Ultra-high-performance aluminum-based hybrid supercapacitors prepared for nitrogen-doped micro-mesoporous carbon sphere

Aluminum-based devices are promising candidates for the next generation of energy storage due to the advan-tages of high energy density, high safety, and low cost. The aluminum ion batteries (AIBs) are based on the electrochemical intercalation/deintercalation reactions against the electrodes, but the selection of the cathode is limited to the present. The cathode reactions of cation-type AIBs are plagued by the poor kinetics of solid-state diffusion from high charge density of Al3+ and anion-type AIBs show poor capacity due to the intercalation of large-sized chloroaluminate (AlCl4-) active ions into the cathode.
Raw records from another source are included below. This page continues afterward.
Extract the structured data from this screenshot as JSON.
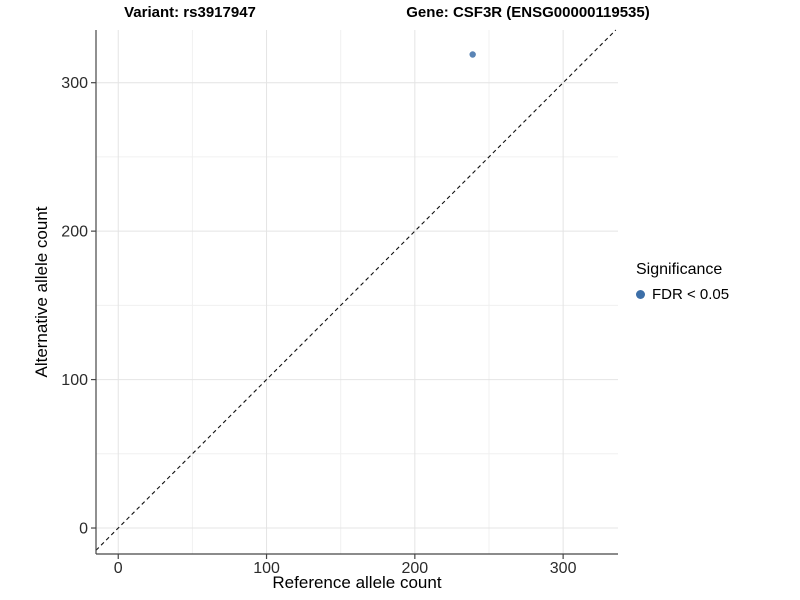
{
  "chart_data": {
    "type": "scatter",
    "titles": {
      "left": "Variant: rs3917947",
      "right": "Gene: CSF3R (ENSG00000119535)"
    },
    "xlabel": "Reference allele count",
    "ylabel": "Alternative allele count",
    "xlim": [
      -15,
      337
    ],
    "ylim": [
      -17.5,
      335.5
    ],
    "x_ticks": [
      0,
      100,
      200,
      300
    ],
    "y_ticks": [
      0,
      100,
      200,
      300
    ],
    "x_minor_ticks": [
      50,
      150,
      250
    ],
    "y_minor_ticks": [
      50,
      150,
      250
    ],
    "grid": true,
    "identity_line": {
      "slope": 1,
      "intercept": 0,
      "style": "dashed",
      "color": "#111111"
    },
    "series": [
      {
        "name": "FDR < 0.05",
        "color": "#3d6fa8",
        "points": [
          {
            "x": 239,
            "y": 319
          }
        ]
      }
    ],
    "legend": {
      "position": "right",
      "title": "Significance",
      "entries": [
        {
          "label": "FDR < 0.05",
          "color": "#3d6fa8"
        }
      ]
    },
    "style_colors": {
      "axis_line": "#464646",
      "tick_label": "#2b2b2b",
      "grid_major": "#e4e4e4",
      "grid_minor": "#f0f0f0"
    }
  }
}
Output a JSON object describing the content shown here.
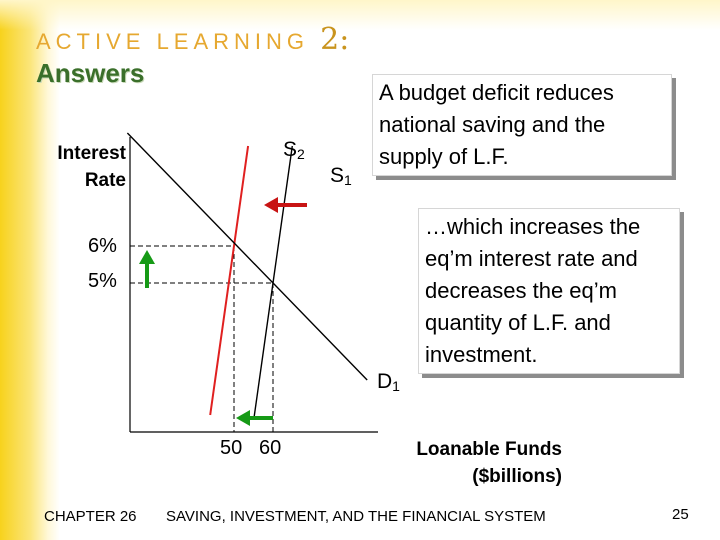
{
  "slide": {
    "title_text": "ACTIVE LEARNING",
    "title_num": "2:",
    "subtitle": "Answers",
    "note1": "A budget deficit reduces national saving and the supply of L.F.",
    "note2": "…which increases the eq’m interest rate and decreases the eq’m quantity of L.F. and investment.",
    "footer_chapter": "CHAPTER 26",
    "footer_text": "SAVING, INVESTMENT, AND THE FINANCIAL SYSTEM",
    "page_number": "25"
  },
  "colors": {
    "accent": "#e6a830",
    "answers_green": "#3a6f2a",
    "shifted_supply": "#e02020",
    "arrow_red": "#c81414",
    "arrow_green": "#169a16",
    "original_curve": "#000000"
  },
  "chart_data": {
    "type": "line",
    "xlabel": "Loanable Funds\n($billions)",
    "ylabel": "Interest\nRate",
    "x_ticks": [
      {
        "value": 50,
        "label": "50"
      },
      {
        "value": 60,
        "label": "60"
      }
    ],
    "y_ticks": [
      {
        "value": 6,
        "label": "6%"
      },
      {
        "value": 5,
        "label": "5%"
      }
    ],
    "curves": [
      {
        "name": "S",
        "sub": "1",
        "role": "supply_original",
        "color": "#000000"
      },
      {
        "name": "S",
        "sub": "2",
        "role": "supply_shifted",
        "color": "#e02020"
      },
      {
        "name": "D",
        "sub": "1",
        "role": "demand",
        "color": "#000000"
      }
    ],
    "equilibria": [
      {
        "label": "original",
        "quantity": 60,
        "rate": 5
      },
      {
        "label": "new",
        "quantity": 50,
        "rate": 6
      }
    ],
    "arrows": [
      {
        "meaning": "supply shifts left",
        "direction": "left",
        "color": "#c81414"
      },
      {
        "meaning": "interest rate rises",
        "direction": "up",
        "color": "#169a16"
      },
      {
        "meaning": "quantity falls",
        "direction": "left",
        "color": "#169a16"
      }
    ],
    "grid": false,
    "guides": "dashed"
  }
}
Here, we deliberately adopted a hybrid capacitor-battery mechanism and employed a nitrogen-doped micro-mesoporous carbon sphere of a high specific area as the cathode and aluminum as the anode to construct an aluminum-based energy storage device. After optimization, it exhibits an excellent discharge capacity of 224 mA h g(+1) at a current density of 300 mA g(+1), and exceptional cycling performance with a discharge capacity as high as 114 mA h g(+1) at 10 A g(+1) after 35000 cycles. The ultra-high-performance aluminum-based hybrid supercapacitor (Al-HSC) may lead to a new direction for the development of aluminum-based energy storage devices.